3rd April 2009 | back to article listings BACK    print this article PRINT

The property market usually tends to throw up statistics that can be regarded as reliable. Figures showing clear trends such as rising or falling prices, increases or decreases in mortgage lending or other indicators of health tend to be confirmed by the same message being provided consistently by survey after survey, these being repeated month after month and seeing the same conclusions emanating from different sources.

Such has been the case in the past few months, when there has been a clear theme among property market statistics of lower demand, less mortgages and falling prices as the credit crunch and the recession have taken their toll.

For this reason, there has been some excitement over recent figures such as the higher number of sales per agent recorded in February by the National Association of Estate Agents, the Bank of England data showing an increased number of mortgages lent and the Nationwide figures revealing a 0.9 per cent jump in the average house price in March.

One optimistic view was expressed by head of mortgages at price comparison website moneysupermarket.com Louise Cuming, who remarked: "Those waiting for the market to bottom out before making a move may now feel that [the] time has come."

She added: "So news such as this might prove to be the catalyst that gets the wheels of the mortgage industry turning again."

However, Ms Cuming offered words of caution, stating that there is always the possibility such figures may be "anomalous". This reflected similar sentiments from Nationwide's chief economist Fionnuala Earley, who argued that it would require the data in forthcoming months to show further increases before it could confidently be said a new trend had emerged.

Such words may seem wise today, with the Halifax figures for March revealing a somewhat different picture - a 1.9 per cent price decline.

Yet that may not be proof of an anomaly in the Nationwide figures.
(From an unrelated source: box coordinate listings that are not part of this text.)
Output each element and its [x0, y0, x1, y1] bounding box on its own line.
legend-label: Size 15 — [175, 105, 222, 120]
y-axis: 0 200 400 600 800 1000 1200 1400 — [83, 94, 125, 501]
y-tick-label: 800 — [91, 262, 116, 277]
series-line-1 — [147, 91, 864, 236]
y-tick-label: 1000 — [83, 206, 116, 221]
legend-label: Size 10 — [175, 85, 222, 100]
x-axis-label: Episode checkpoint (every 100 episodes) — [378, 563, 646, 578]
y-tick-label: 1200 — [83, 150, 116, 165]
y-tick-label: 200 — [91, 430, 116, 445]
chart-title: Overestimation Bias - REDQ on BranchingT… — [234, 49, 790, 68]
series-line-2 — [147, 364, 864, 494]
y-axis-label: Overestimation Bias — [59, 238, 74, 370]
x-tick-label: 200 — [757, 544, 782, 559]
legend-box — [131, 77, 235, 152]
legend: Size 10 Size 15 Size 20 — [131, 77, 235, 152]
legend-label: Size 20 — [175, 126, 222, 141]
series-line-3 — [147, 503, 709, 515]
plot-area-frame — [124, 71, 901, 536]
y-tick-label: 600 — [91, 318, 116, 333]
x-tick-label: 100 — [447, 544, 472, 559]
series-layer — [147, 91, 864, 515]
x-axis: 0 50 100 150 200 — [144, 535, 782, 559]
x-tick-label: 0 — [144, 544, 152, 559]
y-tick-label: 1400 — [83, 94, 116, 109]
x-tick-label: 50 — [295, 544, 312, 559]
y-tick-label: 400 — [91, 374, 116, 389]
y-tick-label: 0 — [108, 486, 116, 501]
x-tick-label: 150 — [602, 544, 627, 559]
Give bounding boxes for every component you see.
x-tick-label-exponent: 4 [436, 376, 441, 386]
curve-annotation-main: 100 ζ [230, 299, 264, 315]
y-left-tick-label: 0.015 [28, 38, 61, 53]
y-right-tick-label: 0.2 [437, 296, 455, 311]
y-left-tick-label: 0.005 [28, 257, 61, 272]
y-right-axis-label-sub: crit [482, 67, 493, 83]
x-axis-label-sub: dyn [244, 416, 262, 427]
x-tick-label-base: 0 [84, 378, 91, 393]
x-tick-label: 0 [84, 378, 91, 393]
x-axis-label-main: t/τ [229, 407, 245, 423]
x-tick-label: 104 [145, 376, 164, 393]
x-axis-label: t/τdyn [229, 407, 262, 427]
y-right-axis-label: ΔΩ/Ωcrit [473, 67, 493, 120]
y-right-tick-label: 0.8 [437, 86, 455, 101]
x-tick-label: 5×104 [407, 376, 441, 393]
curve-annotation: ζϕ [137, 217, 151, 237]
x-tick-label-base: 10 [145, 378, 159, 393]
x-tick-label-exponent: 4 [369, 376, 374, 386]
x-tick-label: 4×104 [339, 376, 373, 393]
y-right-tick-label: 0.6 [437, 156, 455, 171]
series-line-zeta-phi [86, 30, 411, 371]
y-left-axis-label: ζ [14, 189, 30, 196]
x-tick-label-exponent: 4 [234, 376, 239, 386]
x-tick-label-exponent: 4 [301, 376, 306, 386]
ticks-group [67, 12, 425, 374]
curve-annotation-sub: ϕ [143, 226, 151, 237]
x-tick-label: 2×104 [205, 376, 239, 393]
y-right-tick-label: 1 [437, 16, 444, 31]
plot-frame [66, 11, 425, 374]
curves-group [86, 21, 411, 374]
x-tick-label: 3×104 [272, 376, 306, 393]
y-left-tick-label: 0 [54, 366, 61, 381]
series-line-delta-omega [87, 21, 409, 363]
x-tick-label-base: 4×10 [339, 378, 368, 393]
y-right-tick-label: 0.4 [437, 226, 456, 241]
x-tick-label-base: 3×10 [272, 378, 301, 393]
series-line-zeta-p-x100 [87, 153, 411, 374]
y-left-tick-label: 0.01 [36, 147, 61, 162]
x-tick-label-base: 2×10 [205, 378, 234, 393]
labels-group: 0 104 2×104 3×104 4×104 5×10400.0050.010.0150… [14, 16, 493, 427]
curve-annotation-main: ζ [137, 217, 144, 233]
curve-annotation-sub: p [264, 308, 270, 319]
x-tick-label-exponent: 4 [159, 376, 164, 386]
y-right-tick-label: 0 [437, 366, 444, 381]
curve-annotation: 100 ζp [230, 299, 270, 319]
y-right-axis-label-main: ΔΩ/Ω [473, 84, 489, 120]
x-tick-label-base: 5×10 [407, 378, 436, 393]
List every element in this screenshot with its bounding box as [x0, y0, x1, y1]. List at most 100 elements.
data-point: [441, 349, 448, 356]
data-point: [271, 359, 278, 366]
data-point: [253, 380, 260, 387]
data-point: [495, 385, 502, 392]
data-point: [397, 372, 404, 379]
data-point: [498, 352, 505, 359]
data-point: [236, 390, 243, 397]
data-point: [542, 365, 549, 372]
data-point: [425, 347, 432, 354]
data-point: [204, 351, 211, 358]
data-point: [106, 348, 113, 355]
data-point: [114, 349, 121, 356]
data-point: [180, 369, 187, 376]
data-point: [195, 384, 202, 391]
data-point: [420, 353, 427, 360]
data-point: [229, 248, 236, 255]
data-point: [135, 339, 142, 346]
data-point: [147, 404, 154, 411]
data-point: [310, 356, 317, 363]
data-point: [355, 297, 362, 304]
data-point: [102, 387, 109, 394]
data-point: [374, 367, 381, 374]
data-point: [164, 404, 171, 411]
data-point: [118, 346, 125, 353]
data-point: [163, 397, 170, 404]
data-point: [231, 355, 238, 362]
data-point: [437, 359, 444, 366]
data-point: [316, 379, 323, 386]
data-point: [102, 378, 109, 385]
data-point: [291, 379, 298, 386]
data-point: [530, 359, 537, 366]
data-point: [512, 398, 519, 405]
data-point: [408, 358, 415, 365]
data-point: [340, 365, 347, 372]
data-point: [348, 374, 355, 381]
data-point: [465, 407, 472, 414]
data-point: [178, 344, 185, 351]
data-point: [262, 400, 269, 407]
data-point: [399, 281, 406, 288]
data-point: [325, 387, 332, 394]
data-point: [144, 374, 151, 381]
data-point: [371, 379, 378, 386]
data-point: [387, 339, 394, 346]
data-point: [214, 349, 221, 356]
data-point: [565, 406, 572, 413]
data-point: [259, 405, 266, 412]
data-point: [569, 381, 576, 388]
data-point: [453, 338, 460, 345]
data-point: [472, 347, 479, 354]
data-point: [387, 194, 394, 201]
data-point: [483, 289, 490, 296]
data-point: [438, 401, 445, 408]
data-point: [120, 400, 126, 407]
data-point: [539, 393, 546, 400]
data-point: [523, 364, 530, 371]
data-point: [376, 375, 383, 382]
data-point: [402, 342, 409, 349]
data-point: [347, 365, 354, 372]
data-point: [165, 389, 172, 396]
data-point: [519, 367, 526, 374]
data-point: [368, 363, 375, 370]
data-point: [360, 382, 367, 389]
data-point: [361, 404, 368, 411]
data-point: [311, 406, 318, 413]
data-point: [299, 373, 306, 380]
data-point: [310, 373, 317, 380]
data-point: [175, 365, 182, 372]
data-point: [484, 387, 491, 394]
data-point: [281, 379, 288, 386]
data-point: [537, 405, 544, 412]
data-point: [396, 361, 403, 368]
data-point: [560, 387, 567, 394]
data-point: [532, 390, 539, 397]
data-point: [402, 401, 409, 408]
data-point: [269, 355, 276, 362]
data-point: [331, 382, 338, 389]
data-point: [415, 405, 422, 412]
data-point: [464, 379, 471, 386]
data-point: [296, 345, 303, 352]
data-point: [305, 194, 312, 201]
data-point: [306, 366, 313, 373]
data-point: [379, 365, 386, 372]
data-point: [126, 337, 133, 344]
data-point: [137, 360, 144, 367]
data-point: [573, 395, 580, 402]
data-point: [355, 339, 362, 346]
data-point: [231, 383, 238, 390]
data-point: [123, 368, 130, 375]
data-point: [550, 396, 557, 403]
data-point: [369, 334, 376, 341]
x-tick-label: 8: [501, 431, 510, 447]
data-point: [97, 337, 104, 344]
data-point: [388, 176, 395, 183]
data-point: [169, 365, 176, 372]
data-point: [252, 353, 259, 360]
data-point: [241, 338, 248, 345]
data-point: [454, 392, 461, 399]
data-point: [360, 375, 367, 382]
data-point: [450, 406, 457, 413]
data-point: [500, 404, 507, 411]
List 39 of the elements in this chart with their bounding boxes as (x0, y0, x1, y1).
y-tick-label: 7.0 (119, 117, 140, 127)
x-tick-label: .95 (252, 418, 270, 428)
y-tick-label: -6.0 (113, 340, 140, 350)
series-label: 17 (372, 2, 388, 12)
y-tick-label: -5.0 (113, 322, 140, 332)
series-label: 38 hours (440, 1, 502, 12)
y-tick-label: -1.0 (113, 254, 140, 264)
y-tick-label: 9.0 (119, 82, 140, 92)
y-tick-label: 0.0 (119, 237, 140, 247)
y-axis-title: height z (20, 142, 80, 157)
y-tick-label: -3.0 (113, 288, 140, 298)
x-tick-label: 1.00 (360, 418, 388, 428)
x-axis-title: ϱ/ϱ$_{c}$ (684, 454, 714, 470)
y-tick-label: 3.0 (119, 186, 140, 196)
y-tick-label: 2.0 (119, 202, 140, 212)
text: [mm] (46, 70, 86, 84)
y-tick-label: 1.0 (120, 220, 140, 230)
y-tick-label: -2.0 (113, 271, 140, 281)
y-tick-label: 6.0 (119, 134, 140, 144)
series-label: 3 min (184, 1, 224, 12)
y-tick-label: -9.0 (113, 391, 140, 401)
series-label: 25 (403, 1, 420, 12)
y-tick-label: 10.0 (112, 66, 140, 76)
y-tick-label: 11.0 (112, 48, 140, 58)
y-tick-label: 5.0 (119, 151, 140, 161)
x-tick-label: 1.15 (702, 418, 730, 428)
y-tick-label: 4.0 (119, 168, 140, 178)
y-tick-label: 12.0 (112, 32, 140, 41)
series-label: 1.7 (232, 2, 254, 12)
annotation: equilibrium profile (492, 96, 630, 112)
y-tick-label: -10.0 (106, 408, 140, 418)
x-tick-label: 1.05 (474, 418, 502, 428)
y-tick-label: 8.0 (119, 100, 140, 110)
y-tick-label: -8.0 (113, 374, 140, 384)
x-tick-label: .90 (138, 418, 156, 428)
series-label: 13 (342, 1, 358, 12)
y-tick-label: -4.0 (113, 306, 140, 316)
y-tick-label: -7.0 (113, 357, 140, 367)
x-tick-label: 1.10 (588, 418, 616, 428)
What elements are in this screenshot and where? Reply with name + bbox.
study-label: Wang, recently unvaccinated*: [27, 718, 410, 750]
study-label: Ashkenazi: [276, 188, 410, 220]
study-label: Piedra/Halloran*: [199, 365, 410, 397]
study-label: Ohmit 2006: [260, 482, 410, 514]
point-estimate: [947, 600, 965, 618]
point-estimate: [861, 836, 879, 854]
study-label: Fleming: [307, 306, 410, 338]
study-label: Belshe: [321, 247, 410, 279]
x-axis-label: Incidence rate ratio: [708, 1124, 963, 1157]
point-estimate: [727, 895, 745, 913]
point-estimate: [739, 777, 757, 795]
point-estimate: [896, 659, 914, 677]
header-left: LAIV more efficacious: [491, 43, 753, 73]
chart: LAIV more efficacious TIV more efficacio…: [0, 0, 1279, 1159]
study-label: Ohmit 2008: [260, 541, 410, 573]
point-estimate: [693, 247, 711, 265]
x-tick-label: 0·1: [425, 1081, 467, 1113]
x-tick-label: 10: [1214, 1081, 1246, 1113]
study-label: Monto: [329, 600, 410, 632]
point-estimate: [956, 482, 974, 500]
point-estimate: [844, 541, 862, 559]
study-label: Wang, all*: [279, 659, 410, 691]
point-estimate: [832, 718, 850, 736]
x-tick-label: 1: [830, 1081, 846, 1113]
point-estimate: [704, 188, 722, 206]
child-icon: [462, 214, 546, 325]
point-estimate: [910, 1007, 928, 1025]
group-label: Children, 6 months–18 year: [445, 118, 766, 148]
An underlying trend in the Halifax data is that the rate of decline is lower than it was. In February, for example, prices dropped by 2.3 per cent. Moreover, the three-month decline was 2.7 per cent in the first quarter, rather than the five to six per cent seen in previous three-month periods.

What this could mean is that the figures emerging in the near future will either suggest a price rise or a shrinking rate of decline, with a clearer picture emerging in time.

At the heart of any recovery will be a loosening of credit conditions. For that reason, what may be most significant of all is not the latest house price figures, but evidence of more lending. There may be good reason for hope on this front for property investors and anyone else looking to buy a home, as the Bank of England's credit conditions survey has just reported that "a small net balance of lenders was expecting an increase in overall credit availability over the next three months".

Such a rise may be small, but added to the other positive news, it may just be that a key underlying factor required for the market to get better is starting to improve at last.